锦瑟被他看得有些心慌,却还是鼓起勇气道:“我都听陆师兄说了,你在清远镇是为了保护公主才受的伤。你昏迷时,喊的都是她的名字……师兄,你和她,到底是什么关系?”
“锦瑟,”顾鸿飞放下碗,声音平淡,“这些事情,你不必过问。”
“我为什么不能问?”锦瑟忽然激动起来,“师兄,我对你的心意,你难道一点都看不出来吗?这些年,我一直跟在你身边,你的喜好、你的习惯,我都记得清清楚楚。你练剑时,我在旁边看着;你下山时,我日日盼你归来……我对你的情谊,整个蜀山的人都看得出来,为什么唯独你视而不见?”
她越说越委屈,眼圈渐渐红了:“那个公主,她认识你才多久?她能为你去死吗?她能像我这样,十几年如一日地守着你、想着你吗?”
顾鸿飞怔住了。
他从未想过,锦瑟对他存着这样的心思。在他眼中,锦瑟一直是那个跟在他身后、需要他照顾的小师妹。他对她有关怀,有责任,却从未有过男女之情。
“锦瑟,”他斟酌着词句,“我一直将你当作妹妹看待。”
“我不要做你的妹妹!”锦瑟猛地站起来,泪水夺眶而出,“顾鸿飞,我喜欢你!从我很小很小的时候,就喜欢你了!你明明知道的,你只是装作不知道!”
她从怀中掏出一样东西,紧紧攥在手里:“你看这个!”
顾鸿飞的目光落在她手上,瞳孔骤然收缩。
那是一支白玉簪。
簪身温润,簪头雕成一朵半开的玉兰,形态雅致——正是他在七夕那天买下,想要送给李清瑶,却终究没有送出去的那一支。
“这玉簪怎么会在你这里?”顾鸿飞的声音微微发颤。
“是公主送给我的。”锦瑟擦去眼泪,语气中带着一丝莫名的快意,“我们接你回蜀山时,公主将这支玉簪送给我,还说……祝愿我与你,能幸福美满,白首不离。
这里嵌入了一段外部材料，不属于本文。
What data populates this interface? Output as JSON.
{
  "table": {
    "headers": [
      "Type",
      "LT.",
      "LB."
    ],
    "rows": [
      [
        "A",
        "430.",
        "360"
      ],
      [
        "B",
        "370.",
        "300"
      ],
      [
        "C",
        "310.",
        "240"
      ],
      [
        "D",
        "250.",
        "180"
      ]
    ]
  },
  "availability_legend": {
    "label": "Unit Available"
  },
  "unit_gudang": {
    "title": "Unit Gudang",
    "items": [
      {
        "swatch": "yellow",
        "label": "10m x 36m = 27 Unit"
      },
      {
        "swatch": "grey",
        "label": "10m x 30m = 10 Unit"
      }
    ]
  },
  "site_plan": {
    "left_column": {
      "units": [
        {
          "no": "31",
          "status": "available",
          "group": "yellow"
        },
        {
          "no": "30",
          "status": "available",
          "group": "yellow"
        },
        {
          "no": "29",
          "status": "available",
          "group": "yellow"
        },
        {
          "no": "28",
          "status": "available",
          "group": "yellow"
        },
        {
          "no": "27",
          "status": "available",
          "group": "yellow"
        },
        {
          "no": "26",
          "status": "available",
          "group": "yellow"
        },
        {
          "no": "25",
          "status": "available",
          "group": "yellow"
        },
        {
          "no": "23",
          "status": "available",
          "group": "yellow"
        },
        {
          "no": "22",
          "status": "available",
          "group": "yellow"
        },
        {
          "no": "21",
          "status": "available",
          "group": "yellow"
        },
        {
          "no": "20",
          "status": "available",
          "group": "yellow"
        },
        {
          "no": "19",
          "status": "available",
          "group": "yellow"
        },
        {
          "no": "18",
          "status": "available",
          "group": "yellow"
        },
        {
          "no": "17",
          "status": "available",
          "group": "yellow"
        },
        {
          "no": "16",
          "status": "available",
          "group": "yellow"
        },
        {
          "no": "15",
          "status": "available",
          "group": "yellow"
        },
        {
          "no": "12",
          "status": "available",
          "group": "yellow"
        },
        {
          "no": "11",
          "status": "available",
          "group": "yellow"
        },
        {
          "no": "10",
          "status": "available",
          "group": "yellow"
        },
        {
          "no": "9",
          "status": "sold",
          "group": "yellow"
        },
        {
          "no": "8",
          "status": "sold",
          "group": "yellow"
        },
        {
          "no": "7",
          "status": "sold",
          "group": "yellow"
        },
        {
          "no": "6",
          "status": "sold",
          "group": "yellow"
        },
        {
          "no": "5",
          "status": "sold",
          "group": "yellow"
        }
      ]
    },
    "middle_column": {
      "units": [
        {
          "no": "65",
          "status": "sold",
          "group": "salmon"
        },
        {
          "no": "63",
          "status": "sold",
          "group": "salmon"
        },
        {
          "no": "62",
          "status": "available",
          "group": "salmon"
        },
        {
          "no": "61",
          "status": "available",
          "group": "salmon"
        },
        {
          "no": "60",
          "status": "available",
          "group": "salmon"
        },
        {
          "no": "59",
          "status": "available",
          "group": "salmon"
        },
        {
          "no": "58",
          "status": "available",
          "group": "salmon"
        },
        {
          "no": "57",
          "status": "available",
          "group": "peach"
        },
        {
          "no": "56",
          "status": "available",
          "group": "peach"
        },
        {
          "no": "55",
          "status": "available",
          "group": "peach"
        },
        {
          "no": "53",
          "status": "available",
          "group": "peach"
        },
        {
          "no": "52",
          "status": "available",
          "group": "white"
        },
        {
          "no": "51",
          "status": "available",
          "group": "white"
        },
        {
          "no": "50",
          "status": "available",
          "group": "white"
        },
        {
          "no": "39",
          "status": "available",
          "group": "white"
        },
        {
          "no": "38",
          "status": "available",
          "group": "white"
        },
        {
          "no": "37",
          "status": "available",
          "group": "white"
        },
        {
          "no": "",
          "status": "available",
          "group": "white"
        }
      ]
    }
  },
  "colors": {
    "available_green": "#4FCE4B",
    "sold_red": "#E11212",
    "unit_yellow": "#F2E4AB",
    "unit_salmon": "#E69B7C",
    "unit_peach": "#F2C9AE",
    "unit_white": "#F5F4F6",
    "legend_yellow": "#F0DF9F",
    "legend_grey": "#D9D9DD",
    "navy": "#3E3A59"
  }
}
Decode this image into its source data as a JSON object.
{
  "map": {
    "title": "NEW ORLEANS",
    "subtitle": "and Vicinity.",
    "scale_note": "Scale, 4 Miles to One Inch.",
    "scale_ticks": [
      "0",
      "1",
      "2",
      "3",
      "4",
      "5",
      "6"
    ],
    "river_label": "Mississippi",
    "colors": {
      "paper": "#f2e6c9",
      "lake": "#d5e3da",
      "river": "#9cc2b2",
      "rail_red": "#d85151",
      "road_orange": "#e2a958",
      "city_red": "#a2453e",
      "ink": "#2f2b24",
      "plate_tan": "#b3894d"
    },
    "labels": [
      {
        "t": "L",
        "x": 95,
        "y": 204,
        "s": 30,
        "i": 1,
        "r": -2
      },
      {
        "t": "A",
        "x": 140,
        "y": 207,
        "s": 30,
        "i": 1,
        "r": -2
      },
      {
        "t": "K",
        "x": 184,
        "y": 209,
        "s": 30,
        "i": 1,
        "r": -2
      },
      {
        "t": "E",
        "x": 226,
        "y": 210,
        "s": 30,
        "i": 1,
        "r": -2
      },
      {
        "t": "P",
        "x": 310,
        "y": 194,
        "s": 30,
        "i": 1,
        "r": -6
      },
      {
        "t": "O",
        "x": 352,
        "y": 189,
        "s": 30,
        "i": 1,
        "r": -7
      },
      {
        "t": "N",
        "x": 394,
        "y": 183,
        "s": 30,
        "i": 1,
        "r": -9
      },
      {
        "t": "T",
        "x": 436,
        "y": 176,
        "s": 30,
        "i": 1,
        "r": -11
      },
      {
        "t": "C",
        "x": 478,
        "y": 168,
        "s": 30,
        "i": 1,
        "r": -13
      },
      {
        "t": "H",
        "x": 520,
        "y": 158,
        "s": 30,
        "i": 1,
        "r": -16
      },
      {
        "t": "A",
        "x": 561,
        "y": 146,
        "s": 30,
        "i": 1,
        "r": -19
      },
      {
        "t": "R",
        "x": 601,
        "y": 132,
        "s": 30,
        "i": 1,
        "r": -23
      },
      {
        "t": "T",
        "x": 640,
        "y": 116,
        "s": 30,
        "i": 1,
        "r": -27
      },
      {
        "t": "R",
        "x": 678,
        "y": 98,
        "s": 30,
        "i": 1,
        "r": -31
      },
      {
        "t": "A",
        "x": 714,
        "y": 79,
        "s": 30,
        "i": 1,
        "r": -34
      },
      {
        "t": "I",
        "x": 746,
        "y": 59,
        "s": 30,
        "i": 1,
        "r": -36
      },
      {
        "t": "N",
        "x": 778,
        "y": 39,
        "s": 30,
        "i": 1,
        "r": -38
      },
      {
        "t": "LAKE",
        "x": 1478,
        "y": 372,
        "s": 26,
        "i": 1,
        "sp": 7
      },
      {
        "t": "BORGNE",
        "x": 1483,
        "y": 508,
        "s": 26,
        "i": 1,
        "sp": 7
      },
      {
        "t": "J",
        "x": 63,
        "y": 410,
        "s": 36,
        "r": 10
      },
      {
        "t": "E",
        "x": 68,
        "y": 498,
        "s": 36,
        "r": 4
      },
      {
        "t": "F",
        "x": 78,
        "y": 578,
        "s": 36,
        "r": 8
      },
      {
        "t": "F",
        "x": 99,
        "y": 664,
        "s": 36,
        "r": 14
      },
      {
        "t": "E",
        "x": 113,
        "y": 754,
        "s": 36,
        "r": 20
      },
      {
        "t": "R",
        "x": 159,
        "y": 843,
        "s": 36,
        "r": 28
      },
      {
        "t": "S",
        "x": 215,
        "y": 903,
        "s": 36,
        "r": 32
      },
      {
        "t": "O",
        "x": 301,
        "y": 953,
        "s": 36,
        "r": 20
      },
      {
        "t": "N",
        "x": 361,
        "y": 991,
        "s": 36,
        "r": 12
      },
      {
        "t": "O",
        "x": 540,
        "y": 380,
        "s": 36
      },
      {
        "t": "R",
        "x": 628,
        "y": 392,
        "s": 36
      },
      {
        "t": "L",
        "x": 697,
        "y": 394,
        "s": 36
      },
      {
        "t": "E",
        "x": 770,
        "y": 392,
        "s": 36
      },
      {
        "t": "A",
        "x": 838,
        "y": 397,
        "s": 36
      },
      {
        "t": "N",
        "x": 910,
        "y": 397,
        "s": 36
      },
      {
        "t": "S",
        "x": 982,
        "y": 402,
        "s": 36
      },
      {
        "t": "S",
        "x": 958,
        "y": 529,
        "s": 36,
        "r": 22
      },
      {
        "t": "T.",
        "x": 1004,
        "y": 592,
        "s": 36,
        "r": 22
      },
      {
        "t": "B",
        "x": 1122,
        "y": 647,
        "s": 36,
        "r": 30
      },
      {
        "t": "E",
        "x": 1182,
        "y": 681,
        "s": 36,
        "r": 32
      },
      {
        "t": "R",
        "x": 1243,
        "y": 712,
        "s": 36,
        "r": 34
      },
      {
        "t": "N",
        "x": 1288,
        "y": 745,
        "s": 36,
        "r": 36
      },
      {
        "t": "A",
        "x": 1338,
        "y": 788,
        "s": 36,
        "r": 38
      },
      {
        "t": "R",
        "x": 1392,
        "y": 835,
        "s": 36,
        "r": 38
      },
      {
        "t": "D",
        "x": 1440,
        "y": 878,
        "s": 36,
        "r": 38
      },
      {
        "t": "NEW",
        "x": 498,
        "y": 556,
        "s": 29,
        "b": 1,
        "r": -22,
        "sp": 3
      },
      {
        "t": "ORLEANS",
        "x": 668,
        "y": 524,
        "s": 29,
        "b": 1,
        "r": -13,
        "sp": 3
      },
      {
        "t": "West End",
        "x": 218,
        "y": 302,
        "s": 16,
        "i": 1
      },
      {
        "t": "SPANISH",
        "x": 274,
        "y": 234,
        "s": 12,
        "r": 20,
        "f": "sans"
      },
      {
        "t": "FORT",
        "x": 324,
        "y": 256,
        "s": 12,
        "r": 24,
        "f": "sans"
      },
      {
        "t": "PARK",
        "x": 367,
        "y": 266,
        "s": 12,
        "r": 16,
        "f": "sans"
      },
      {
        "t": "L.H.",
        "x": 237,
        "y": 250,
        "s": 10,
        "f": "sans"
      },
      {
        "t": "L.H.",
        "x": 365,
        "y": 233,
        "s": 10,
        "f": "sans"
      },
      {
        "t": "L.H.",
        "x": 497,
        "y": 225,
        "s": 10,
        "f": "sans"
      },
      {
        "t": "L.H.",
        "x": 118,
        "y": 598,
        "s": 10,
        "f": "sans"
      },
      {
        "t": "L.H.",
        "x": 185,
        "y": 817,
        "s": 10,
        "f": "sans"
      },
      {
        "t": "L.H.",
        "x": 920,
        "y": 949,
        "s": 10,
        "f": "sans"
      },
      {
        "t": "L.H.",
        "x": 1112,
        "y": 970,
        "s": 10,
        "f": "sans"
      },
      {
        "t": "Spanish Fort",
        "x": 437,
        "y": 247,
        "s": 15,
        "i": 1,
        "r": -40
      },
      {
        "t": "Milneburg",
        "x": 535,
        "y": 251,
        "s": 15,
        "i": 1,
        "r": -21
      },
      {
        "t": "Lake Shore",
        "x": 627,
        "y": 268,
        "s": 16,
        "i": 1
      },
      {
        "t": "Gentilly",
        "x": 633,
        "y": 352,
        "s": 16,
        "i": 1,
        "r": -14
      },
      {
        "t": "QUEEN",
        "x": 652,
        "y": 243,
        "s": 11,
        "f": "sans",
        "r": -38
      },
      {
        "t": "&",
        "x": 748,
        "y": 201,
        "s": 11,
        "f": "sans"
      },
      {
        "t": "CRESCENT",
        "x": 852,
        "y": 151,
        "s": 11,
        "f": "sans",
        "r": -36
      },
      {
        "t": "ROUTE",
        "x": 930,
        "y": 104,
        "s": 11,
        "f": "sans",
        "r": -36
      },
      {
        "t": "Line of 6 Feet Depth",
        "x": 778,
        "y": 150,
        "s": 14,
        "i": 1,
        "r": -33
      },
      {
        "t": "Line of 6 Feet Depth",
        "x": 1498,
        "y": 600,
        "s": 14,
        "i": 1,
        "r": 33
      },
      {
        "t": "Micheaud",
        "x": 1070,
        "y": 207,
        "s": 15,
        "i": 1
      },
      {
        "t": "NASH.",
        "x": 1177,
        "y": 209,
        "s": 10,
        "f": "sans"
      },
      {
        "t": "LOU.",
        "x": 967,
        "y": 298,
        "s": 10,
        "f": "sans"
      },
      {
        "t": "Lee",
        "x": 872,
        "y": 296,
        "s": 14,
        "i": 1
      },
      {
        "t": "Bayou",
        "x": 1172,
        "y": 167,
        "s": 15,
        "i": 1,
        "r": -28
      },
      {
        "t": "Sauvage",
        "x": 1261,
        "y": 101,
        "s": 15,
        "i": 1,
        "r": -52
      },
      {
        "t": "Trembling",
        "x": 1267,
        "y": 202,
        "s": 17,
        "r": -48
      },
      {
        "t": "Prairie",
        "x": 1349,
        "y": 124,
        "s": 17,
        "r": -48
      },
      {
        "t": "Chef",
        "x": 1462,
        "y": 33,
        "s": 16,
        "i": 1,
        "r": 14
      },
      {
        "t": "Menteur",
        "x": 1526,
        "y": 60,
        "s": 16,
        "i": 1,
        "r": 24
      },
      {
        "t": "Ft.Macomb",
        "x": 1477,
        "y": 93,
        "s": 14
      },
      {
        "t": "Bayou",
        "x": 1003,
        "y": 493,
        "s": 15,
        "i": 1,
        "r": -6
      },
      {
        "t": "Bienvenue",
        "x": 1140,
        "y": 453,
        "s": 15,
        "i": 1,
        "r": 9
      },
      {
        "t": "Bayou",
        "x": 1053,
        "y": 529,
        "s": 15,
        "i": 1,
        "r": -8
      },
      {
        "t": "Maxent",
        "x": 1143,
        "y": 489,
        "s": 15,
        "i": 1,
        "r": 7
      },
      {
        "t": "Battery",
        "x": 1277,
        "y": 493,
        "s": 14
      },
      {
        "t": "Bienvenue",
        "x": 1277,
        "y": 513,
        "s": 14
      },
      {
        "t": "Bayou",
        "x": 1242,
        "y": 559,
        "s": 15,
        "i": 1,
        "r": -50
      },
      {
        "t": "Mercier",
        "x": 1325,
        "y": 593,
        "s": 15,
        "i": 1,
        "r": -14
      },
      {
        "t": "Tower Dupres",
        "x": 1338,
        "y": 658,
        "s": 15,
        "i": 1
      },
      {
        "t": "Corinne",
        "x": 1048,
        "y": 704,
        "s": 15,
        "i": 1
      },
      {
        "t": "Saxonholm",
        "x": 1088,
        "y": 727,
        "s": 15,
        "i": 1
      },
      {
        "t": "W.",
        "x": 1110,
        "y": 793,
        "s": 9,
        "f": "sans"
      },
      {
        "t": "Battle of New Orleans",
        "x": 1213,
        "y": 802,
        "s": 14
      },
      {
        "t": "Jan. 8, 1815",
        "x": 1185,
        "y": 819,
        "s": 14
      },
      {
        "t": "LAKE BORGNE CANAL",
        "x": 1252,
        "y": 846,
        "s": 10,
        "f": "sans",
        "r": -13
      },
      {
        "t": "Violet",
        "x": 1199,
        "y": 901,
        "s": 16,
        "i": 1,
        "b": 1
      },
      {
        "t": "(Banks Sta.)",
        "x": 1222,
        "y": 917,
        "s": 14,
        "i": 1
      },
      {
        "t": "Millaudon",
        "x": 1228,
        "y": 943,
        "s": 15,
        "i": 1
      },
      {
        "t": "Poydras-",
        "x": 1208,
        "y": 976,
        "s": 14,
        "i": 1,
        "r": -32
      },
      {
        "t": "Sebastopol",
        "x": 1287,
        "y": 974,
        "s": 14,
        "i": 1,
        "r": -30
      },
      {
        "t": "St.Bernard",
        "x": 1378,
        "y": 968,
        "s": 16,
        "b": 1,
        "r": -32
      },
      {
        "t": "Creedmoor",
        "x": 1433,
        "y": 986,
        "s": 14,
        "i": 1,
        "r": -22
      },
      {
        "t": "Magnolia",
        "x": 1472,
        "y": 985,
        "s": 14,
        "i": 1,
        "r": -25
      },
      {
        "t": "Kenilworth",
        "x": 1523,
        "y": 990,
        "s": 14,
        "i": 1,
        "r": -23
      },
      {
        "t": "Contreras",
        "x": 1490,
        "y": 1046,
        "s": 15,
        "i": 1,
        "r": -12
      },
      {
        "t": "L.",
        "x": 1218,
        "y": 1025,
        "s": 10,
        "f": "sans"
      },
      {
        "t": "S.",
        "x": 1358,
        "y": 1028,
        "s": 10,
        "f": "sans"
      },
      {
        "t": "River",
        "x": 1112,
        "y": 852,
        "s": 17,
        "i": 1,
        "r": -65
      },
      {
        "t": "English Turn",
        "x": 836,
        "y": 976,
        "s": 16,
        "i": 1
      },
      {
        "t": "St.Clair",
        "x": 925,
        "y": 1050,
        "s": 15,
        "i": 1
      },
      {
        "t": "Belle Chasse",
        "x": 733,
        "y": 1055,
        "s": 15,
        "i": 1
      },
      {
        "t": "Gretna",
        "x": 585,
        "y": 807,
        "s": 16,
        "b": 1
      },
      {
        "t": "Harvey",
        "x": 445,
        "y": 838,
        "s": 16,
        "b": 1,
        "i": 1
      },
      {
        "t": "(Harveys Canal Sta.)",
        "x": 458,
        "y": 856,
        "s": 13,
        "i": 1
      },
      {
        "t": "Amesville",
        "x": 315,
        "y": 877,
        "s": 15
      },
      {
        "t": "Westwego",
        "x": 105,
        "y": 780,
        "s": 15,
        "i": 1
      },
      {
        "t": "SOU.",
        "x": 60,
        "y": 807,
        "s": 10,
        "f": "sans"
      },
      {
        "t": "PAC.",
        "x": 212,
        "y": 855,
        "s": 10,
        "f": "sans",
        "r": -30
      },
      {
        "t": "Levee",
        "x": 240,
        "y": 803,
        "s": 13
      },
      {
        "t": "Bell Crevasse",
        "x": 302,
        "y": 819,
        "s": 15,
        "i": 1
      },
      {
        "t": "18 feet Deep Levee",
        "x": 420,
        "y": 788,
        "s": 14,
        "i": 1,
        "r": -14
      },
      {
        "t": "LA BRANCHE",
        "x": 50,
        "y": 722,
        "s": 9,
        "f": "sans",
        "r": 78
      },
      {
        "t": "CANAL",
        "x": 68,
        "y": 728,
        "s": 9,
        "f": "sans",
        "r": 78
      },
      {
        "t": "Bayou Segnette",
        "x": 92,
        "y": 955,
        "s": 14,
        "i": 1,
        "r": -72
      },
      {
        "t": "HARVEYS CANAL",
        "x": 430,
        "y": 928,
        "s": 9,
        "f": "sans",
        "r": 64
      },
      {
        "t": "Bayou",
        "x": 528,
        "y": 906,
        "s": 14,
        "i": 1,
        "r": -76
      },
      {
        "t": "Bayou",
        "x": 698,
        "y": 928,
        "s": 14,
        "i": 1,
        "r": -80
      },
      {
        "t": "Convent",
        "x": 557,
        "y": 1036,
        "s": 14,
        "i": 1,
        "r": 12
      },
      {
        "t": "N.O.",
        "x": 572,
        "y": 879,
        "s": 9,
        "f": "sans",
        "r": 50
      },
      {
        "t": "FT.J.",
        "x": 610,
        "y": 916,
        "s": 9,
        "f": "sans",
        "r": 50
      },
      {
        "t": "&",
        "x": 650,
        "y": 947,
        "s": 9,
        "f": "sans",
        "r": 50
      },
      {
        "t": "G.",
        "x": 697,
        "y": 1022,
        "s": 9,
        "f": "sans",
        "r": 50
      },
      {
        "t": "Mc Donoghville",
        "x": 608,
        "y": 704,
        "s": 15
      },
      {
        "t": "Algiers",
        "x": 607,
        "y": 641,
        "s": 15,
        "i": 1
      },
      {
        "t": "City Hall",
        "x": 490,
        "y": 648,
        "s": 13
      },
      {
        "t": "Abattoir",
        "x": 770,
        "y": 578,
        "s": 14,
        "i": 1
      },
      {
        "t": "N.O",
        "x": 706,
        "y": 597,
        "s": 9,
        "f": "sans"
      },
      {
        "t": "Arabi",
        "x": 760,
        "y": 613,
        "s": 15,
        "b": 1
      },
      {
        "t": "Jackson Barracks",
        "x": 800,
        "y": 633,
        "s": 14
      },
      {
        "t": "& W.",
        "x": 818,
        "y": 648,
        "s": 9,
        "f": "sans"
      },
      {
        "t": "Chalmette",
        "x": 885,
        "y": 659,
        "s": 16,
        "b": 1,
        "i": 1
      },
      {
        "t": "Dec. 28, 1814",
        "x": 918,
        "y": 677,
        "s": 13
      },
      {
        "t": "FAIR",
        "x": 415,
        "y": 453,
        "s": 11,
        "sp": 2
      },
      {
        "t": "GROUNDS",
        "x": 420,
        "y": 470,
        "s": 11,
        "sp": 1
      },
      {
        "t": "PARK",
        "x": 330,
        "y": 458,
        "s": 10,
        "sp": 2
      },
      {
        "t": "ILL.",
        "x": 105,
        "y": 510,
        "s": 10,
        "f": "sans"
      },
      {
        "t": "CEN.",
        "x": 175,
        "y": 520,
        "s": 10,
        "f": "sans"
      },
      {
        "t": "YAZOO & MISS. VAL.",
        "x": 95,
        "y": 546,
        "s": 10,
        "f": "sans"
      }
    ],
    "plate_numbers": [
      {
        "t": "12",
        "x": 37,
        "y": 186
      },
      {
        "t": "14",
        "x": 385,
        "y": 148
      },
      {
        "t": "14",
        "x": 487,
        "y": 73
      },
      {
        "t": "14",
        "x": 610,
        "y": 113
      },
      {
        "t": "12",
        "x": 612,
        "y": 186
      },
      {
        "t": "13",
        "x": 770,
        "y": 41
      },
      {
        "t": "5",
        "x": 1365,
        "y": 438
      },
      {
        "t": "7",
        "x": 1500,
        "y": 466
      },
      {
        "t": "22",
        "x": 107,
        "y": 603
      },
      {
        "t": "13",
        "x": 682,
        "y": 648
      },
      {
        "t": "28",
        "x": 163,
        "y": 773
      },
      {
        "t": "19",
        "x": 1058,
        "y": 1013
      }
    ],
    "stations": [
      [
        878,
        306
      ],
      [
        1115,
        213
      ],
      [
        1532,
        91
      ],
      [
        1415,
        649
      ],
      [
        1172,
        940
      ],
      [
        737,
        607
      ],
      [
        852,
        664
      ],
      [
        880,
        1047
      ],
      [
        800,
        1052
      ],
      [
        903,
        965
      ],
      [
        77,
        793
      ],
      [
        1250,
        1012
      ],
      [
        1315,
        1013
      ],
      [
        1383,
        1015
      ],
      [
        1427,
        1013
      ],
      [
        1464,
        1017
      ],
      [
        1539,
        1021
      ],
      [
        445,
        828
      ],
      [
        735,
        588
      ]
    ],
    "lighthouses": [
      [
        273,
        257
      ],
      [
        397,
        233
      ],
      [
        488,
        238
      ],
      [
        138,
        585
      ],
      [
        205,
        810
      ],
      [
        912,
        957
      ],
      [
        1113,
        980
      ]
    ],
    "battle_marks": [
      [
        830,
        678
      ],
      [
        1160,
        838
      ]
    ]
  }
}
”
她一字一句,说得清晰无比。
顾鸿飞只觉得一股寒气从脚底直冲头顶,瞬间四肢冰凉。
清瑶……她看到了这支玉簪,那她定然知道这支玉簪是我想送给她的。
可她却将它“送”给了锦瑟,还留下那样的话——祝愿他们幸福美满,白首不离。
多么体贴,多么大度。
却也多么……残忍。
顾鸿飞伸出手,想要拿回那支玉簪,手伸到一半,却又颓然落下。
拿回来又有什么用呢?
这支簪,难道还能送到她手中吗?他们之间,早已隔着千山万水,再也回不去了。
既然她已送给锦瑟,既然她觉得这样能让她心安一些……
那就这样吧。
顾鸿飞闭上眼,深吸一口气,再睁开时,眼中已是一片死寂的平静。
“锦瑟,”他缓缓开口,“这支簪,你就当是公主送你的普通礼物,收着吧。至于你我之间……”
他顿了顿,声音低沉却坚定:“我如今已无心儿女私情之事。往后,也莫要再提了。”
“师兄!”锦瑟不甘心地喊道,“你就不能看看我吗?我哪里比不上那个公主?她都要嫁给别人了,你为什么还要念着她?”
顾鸿飞转过头,望向窗外远山:“这与她无关。是我自己的问题。”
他收回目光,看向锦瑟,眼神温和却疏离:“锦瑟,你是个好姑娘,值得更好的人。而我……心中已无余力,再去装下另一个人。抱歉。”
这话说得委婉,拒绝之意却明明白白。
锦瑟呆呆地看着他,泪水再次涌出。她攥紧了手中的玉簪,簪尖刺入掌心,带来细微的刺痛,却不及心中万分之一。
“我不会放弃的。”她哽咽着,却倔强地说,“顾鸿飞,我会等你。等你忘了她,等你看到我。”
说完,她转身冲出了房间,留下那碗尚未喝完的粥,和一支染了血的玉簪,孤零零地躺在桌面上。
顾鸿飞看着那支簪,许久许久。
最终,他伸出手,将它轻轻拿起。
玉质温凉,染着锦瑟的血,也染着他未能说出口的情意。
他将它小心地包好,放入枕下。
从此,这便是他一个人的秘密,一个人的遗憾,一个人永不能言说的相思。